|Welcome to the Monastery|
Re: Splitting squid log lines with perlby fsn (Friar)
|on Sep 16, 2002 at 10:41 UTC||Need Help??|
I have little belief that different environments represent variable names differently, ie. @line_elements on the command line and @cache in vim. I also don't think emacs will rewrite statements and remove paranthesis, so I guess you are just giving examples rather than cutting-and-pasting , no?
However, the mystery with the vanishing micro symbol is easy to explain, and has alot to do with history and old terminals. The micro symbol has an ASCII value of more than 127. Historically, shells would only present ASCII values from 32 to 127 (0-31 has special meanings, like LineFeed and stuff) because old terminals only used 7 bits when communicating over a serial line, so the 8th bit was stripped anyway. This was also dependant on how you opened the serial device, for example. Now, people like me, who stuff their national characters, like åäö, in high places over 127 didn't like this and made new terminals with support for full 8 bits.

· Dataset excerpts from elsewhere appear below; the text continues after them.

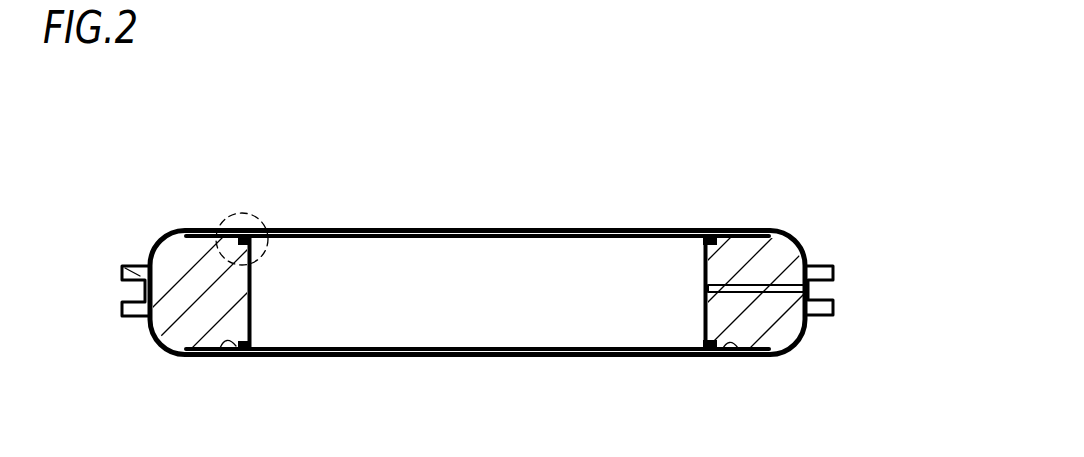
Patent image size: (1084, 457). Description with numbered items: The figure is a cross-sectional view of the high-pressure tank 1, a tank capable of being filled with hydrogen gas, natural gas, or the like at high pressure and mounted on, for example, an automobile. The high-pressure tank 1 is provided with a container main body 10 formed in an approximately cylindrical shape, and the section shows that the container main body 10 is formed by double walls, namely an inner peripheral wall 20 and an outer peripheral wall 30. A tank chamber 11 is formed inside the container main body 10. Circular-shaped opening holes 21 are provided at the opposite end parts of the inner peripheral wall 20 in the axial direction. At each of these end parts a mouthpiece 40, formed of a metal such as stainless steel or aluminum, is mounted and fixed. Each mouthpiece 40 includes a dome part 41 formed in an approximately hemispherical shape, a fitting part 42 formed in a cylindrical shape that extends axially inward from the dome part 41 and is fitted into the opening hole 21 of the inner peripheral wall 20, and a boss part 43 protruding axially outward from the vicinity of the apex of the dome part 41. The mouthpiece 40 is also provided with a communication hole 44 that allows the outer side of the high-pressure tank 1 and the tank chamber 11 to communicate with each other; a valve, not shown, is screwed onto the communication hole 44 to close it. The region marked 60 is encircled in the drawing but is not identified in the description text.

The high-pressure tank 1 is at (702, 208).
The container main body 10 is at (478, 143).
The tank chamber 11 is at (435, 323).
The inner peripheral wall 20 is at (553, 238).
The opening hole 21 is at (218, 357).
The outer peripheral wall 30 is at (397, 229).
The mouthpiece 40 is at (180, 255).
The dome part 41 is at (163, 325).
The fitting part 42 is at (240, 315).
The boss part 43 is at (133, 267).
The communication hole 44 is at (810, 282).
The sealing portion 60 is at (247, 252).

But 8 bits are not enough for representing all national characters around the world, so there are mechanisms for telling the shell what character mapping to use, and also which characters to print and not to print. Apparently, the shells you and I are using are configured not to print the micro symbol and therefore swallows it.
Emacs, being what it is, is rather picky about these issues, much in the same way as the shell itself. So, it too swallows "unprintable" characters, but it seems to replace them with a '?' instead of just leaving them out.
Vi(m) on the other is much more lenient in these issues, you can even load a binary file, patch the strings in it (as long as you keep the file size and don't go over the old strings bounds), save it and expect it to run. And, in most fonts, there is a graphic representation for each and every charcode, even the "unprintable" ones. So vi(m) happily sends each and every charcode(at least charcodes over 32) to the terminal, without the filtering of the shell.
Conclusion: different environments filters or replaces some charcodes over 127, due to historical and/or internationalization issues. By changing LOCALE settings and stuff, you could probably force the shell to print the micro symbol also. But then, you are deep in the localisation tar pits of hell.
Now, finally, on to your real problem. It's been a while since I looked at squid logs, but I seem to remember that it actually used some strange field separator, possibly the micro symbol. In that case, the split is actually meant to split lines on that symbol. But as I said, I never really hacked the log files myself.